O CUCO
Arthur Azevedo
Não havia meio de conseguir que o Roberto ficasse uma noite em casa, fazendo companhia à senhora: havia de sair por força depois de jantar, sozinho, e só voltava às dez, às onze horas, e mesmo algumas vezes depois da meia-noite.
A senhora, que era uma santa, como todas as mulheres de maridos notívagos, não se lastimava, não pedia ao Roberto que a levasse consigo, não lhe perguntava, sequer, por onde tinha andado, quando o via chegar um pouco mais tarde, o que raras vezes acontecia, porque em regra, quando o cuco da sala de jantar dava dez horas, já ela, coitadinha!, estava ferrada no sono.
* * *
O cuco da sala de jantar era um dos mais curiosos que ficaram no Rio de Janeiro, do tempo em que foram moda: pertencera à avó de Roberto, e este por dinheiro nenhum se desfaria de tão preciosa relíquia de família, que era ao mesmo tempo saudosa recordação da infância.

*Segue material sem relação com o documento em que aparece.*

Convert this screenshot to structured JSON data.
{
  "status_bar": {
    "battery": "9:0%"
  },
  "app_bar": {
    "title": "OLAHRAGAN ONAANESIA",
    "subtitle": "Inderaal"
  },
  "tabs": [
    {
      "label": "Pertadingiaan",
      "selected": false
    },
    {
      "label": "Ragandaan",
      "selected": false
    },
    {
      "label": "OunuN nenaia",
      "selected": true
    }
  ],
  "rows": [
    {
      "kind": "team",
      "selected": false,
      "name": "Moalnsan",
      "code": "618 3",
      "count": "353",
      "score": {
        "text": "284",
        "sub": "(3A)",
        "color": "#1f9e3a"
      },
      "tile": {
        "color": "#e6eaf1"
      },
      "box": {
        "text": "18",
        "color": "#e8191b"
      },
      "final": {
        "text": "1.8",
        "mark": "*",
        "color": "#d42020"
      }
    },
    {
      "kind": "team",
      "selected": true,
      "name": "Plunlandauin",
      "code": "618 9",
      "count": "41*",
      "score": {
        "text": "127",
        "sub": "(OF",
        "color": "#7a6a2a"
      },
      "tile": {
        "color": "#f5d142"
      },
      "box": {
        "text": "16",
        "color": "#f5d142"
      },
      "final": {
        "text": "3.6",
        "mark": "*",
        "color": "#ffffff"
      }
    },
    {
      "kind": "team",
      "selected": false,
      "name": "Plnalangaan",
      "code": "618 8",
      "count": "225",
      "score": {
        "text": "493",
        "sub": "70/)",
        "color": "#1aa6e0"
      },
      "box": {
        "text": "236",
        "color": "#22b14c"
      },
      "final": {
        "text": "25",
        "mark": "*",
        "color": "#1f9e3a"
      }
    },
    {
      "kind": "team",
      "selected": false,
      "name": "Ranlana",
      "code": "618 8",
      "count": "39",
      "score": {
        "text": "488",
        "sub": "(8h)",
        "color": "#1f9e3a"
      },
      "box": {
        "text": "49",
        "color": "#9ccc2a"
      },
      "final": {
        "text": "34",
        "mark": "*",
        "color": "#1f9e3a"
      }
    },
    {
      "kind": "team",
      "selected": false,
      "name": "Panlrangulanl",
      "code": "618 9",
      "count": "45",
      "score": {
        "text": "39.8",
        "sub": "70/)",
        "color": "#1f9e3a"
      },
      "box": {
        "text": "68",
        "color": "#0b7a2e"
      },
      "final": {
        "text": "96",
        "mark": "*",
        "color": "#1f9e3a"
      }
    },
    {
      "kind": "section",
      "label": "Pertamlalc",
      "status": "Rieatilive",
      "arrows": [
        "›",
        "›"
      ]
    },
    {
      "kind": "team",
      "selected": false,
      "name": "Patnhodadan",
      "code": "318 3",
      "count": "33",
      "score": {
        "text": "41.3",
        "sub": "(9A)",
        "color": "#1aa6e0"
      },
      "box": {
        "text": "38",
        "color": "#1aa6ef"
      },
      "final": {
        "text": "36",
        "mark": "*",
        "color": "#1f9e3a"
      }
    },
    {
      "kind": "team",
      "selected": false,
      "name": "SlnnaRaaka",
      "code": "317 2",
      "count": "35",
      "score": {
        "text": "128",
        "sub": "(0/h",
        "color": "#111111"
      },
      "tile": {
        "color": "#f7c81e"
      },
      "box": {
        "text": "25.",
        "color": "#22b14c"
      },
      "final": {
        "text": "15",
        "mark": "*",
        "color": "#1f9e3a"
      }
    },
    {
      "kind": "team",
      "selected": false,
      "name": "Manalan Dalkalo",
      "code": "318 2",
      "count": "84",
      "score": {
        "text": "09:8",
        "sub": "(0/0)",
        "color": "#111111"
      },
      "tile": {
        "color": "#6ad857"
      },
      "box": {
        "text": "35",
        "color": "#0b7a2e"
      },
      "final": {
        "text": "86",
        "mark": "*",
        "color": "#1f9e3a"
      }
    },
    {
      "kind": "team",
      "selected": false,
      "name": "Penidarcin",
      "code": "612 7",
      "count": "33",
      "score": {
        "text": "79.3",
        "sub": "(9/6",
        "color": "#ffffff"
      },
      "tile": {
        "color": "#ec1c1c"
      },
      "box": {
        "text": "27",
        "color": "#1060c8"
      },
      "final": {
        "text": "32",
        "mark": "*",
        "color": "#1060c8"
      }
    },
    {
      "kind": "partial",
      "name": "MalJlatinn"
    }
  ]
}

As horas eram dadas por um pássaro mecânico. Saía este da sua gaiola, abria o bico e punha-se a cantar lentamente: – "Cuco, cuco, cuco..." O Roberto, em criança, imitava-o a ponto de enganar as pessoas de casa.
* * *
Uma noite, foi o nosso herói ao Cassino Nacional e deixou-se tentar por um amigo, que o convidou para cear com ele e duas chanteuses, uma gommeuse e outra excentrique.
Depois da ceia, o amigo partiu com uma delas para Citera, vulgo Copacabana, e o Roberto foi obrigado a acompanhar a outra a uma pensão da Praia do Russel.
Quando ele deu por si, eram quase quatro horas da madrugada! Oh, diabo!, a essa hora nunca entrara no lar doméstico!
Meteu-se num tílburi, que lhe apareceu providencialmente, e voou para casa. Abriu a porta com toda a cautela e, antes de subir a escada, tirou as botinas, para não fazer bulha.
O seu quarto – seu e de sua esposa – era contíguo à sala de jantar e tornava-se preciso atravessar esta para lá entrar.
Ele atravessou, mas, como estivesse no escuro, esbarrou numa cadeira, que caiu com estrondo.
Logo ouviu o Roberto, a senhora remexer-se na cama e disse consigo:
– Sebo! Lá acordei minha mulher!
Ela perguntou:
– És tu, Roberto?
– Sim, sou eu, sinhazinha.
E o marido acrescentou para si:
– Felizmente não sabe que horas são.
Mas, nisto, o cuco saiu da gaiola, e começou a cantar lentamente: "Cuco... cuco... cuco... cuco..."
– Estou perdido! – Pensou o Roberto, mas uma ideia luminosa lhe atravessou de repente o cérebro, e, quando o pássaro cantou pela quarta vez e voltou para a gaiola, ele continuou: "Cuco... cuco... cuco..." até completar onze cucos.
O próprio Roberto não sabia que ainda imitasse o pássaro com tanta perfeição.
– Onze horas – disse ele depois do décimo primeiro cuco –. Julguei que fosse mais cedo!
E começou a despir-se.
A santa senhora voltou-se para o outro lado e adormeceu de novo. Não deu pela coisa.